800-pound gorilla
English
Etymology
Attested since at least 1971, from a riddle: "Where does an 800-pound gorilla sleep?" / "Anywhere it wants."
Pronunciation
Audio (AU) (file)
Noun
800-pound gorilla (plural 800-pound gorillas)
- (idiomatic) An entity that dominates its environment.
- 2008 February 6, “Who’s the 800-Pound Gorilla?”, in The New York Times, →ISSN:
- When it comes to the lucrative search market, Google, not Microsoft, is the 800-pound gorilla.
- 2016 May 31, James Poniewozik, “Trump, 800-Pound Media Gorilla, Pounds His Chest at Reporters”, in The New York Times, →ISSN:
- It was poetically fitting. For almost a year, Mr. Trump has been the 800-pound gorilla whose unpredictable rampages have obsessed the news media.

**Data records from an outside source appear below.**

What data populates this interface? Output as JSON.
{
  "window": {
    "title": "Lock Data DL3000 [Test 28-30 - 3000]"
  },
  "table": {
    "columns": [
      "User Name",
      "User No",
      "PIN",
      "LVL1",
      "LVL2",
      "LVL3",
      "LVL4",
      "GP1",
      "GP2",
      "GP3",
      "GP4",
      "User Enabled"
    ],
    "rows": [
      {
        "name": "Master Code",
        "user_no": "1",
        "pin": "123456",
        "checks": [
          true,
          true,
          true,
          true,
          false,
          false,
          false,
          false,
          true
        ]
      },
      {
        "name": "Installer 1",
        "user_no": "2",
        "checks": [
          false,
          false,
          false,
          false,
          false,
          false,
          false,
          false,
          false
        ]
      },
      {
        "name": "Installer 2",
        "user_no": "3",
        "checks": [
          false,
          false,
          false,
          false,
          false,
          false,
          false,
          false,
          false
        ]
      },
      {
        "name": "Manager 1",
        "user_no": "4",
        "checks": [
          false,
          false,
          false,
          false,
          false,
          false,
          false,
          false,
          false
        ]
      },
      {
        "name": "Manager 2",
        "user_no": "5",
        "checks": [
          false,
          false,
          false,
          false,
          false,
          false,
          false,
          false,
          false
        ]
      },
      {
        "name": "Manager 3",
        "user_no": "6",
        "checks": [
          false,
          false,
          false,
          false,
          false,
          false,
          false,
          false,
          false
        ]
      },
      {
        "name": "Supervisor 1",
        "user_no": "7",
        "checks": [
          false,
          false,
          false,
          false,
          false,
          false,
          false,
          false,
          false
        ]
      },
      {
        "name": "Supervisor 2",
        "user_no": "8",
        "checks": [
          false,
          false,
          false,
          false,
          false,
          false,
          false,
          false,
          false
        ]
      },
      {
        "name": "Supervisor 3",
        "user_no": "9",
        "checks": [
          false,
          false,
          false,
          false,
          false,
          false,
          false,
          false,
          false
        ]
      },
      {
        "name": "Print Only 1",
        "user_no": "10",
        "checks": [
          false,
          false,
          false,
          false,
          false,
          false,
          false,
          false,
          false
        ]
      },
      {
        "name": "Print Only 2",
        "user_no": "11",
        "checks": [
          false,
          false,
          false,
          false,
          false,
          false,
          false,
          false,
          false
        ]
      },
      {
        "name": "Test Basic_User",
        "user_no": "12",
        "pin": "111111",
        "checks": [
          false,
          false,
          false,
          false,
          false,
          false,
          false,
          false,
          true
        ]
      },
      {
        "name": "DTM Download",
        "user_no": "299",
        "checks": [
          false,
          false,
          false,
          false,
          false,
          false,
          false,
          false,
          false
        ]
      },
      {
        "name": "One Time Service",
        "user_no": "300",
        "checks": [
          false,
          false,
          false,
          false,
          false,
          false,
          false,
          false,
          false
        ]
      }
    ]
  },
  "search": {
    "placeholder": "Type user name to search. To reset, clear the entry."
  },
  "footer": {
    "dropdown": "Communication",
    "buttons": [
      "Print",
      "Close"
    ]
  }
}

Now he was completing the circle by commenting on the 400-pound gorilla who briefly stole the spotlight from him for one holiday weekend.
- 2021, Jeroen Janssens, chapter 10, in Data Science at the Command Line, 2nd edition, O'Reilly, →ISBN:
- Apache Spark is a cluster-computing framework. It’s the 800-pound gorilla you turn to when it’s impossible to fit your data in memory.
- (idiomatic) Something dangerous, menacing, or frightening that is obvious but not addressed.
- Synonym: elephant in the room
Usage notes
- The weight in the metaphor can be varied quantitatively.
- Occasionally other nouns are substituted, most commonly elephant from another idiom, but also more context-specific nouns, such as rutabaga in an article on gardening.
- Occasionally adjectives are inserted to modify gorilla to bring the metaphor closer to the context.
Derived terms
References
- “800-pound gorilla”, in OneLook Dictionary Search.